14 APRIL 2020, MANILA—The Philippine Ports Authority (PPA) is feeling the pinch of the Coronavirus Disease (COVID-19) pandemic in all aspects of its operations.
This after PPA’s income for March plunges 79% from the registered P1.401 billion in the same period of last year to a meager P300.93 million this year, approximately 16 days after the imposition of the Community Quarantine in Luzon.
Unaudited net income for the first three months of the year also decreased by 25% from P3.337 billion posted in 2019 to P2.538 billion this year as all revenue sources of the agency registered negative performances for the period.
Even on PPA’s regulatory income, only Manila North Harbour Port Inc. registered a positive deviation of 3.75% while the fees coming from International Container Terminal Services, Inc., and Asian Terminals, Inc. went down by 8% and 15%, respectively.
PPA General Manager Jay Santiago explained that the low net income registered in March and subsequently the first quarter of the year was primarily because of the effects of the COVID-19 dating back when China first imposed a lockdown on 23 January 2020 and eventually the government’s imposition of the Luzon-wide Enhanced Community Quarantine from March 15 up to the present.

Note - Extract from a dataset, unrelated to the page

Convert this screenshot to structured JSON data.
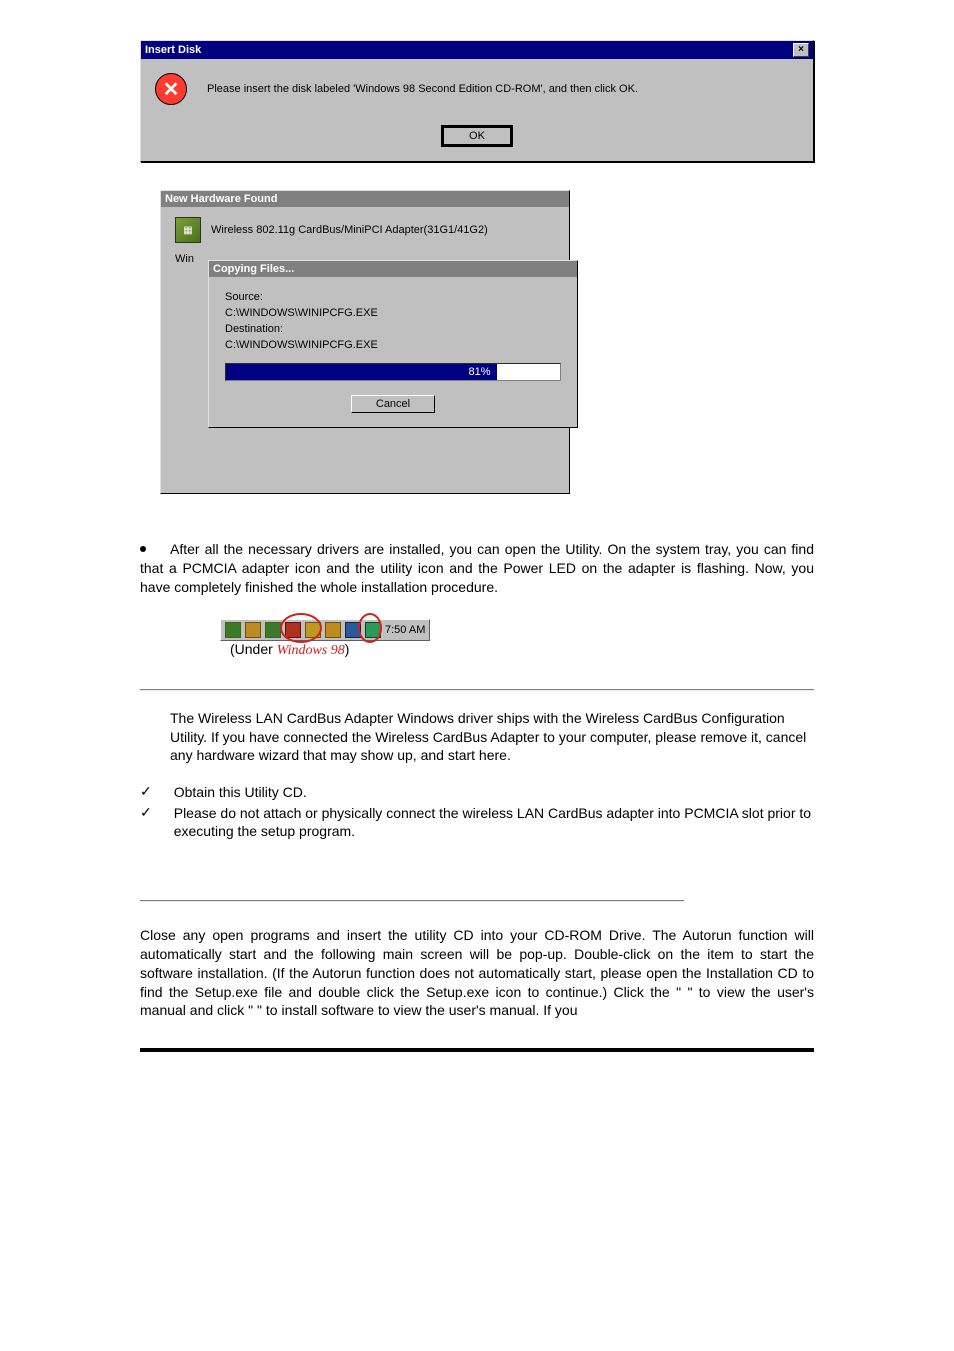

“As early as January, there has been a slowdown in the movement of cargo as China, being the location of several transshipment hubs and a number of large manufacturing firms, has imposed necessary restrictions to control the spread of the dreaded disease,” Santiago stressed.
“Other countries, including the Philippines followed suit, thus, justifying the negative effect of the same in almost all areas of our revenue sources,” Santiago said.
“Hopefully, with the relaxation of some restrictions on trade, we will be able to arrest the downward trend in the next couple of months particularly when the country is already able to lift its restrictions on some trade and commercial processes,” Santiago added.
Total revenues for the first three months, meanwhile, decreased by 17% to P3.753 billion from P4.509 billion registered in the same period last year. For March, revenues fell 59% to P726.64 million from P1.773 billion.
From PPA’s revenue sources for the quarter, the hardest hit are the fees coming from its vessel Lay-up operations, which went down by 71% followed by Storage that decreased by 57.42% and arrastre and stevedoring now down by 41%. For March, hardest hit include Lay-up fees, Storage fees and share from the Terminal Appointment Booking System or TABS.
Total expenses for the quarter, on the other hand, went up by 7.32% to P1.215 billion from P1.132 billion in the same period last year wherein bulk of the expenses went to Personnel Services which increased by almost 11%. For March, expenses went up by 14% to P425.71 million from P372.72 million.
Late last month, the PPA has remitted at least P5 billion in dividends to the National Government to help in the country’s fight against COVID-19. The amount remitted is by far the highest dividend registered in the 45 years of existence of the agency. PPA is mandated to remit at least 50% of its net income to the National Coffers annually. PPA is a regular member of the top 10 ‘billionaires club’ of GOCCs remitting dividends to the Government.
To further help Government in its fight against the dreaded disease, PPA is now in the process of retrofitting the Eva Macapagal Super Terminal located inside Pier 15 of the Manila South Harbor to become a COVID-19 treatment facility using the P100 million funding support from the Lopez Group of Companies. This 206-cubicle facility, when completed, is expected to complement the two Bayanihan Quarantine vessels docked at the same port which are being used for returning overseas Filipino workers and seafarers. It will also address the shortage of COVID-19 treatment facility in the National Capital Region as well as its nearby cities and provinces.
“This is such a trying moment for all of us as we continue with our battle against COVID-19. If we are united and everyone will be strictly following orders and measures, I believe, we will be able to beat this disease and be back to our normal ways again in no time,” Santiago said.
“Hopefully, when this is all over, we should not take for granted the lessons we learned from this pandemic but instead we should use these lessons to make ourselves better and stronger as we continue to sail to a better tomorrow,” Santiago added.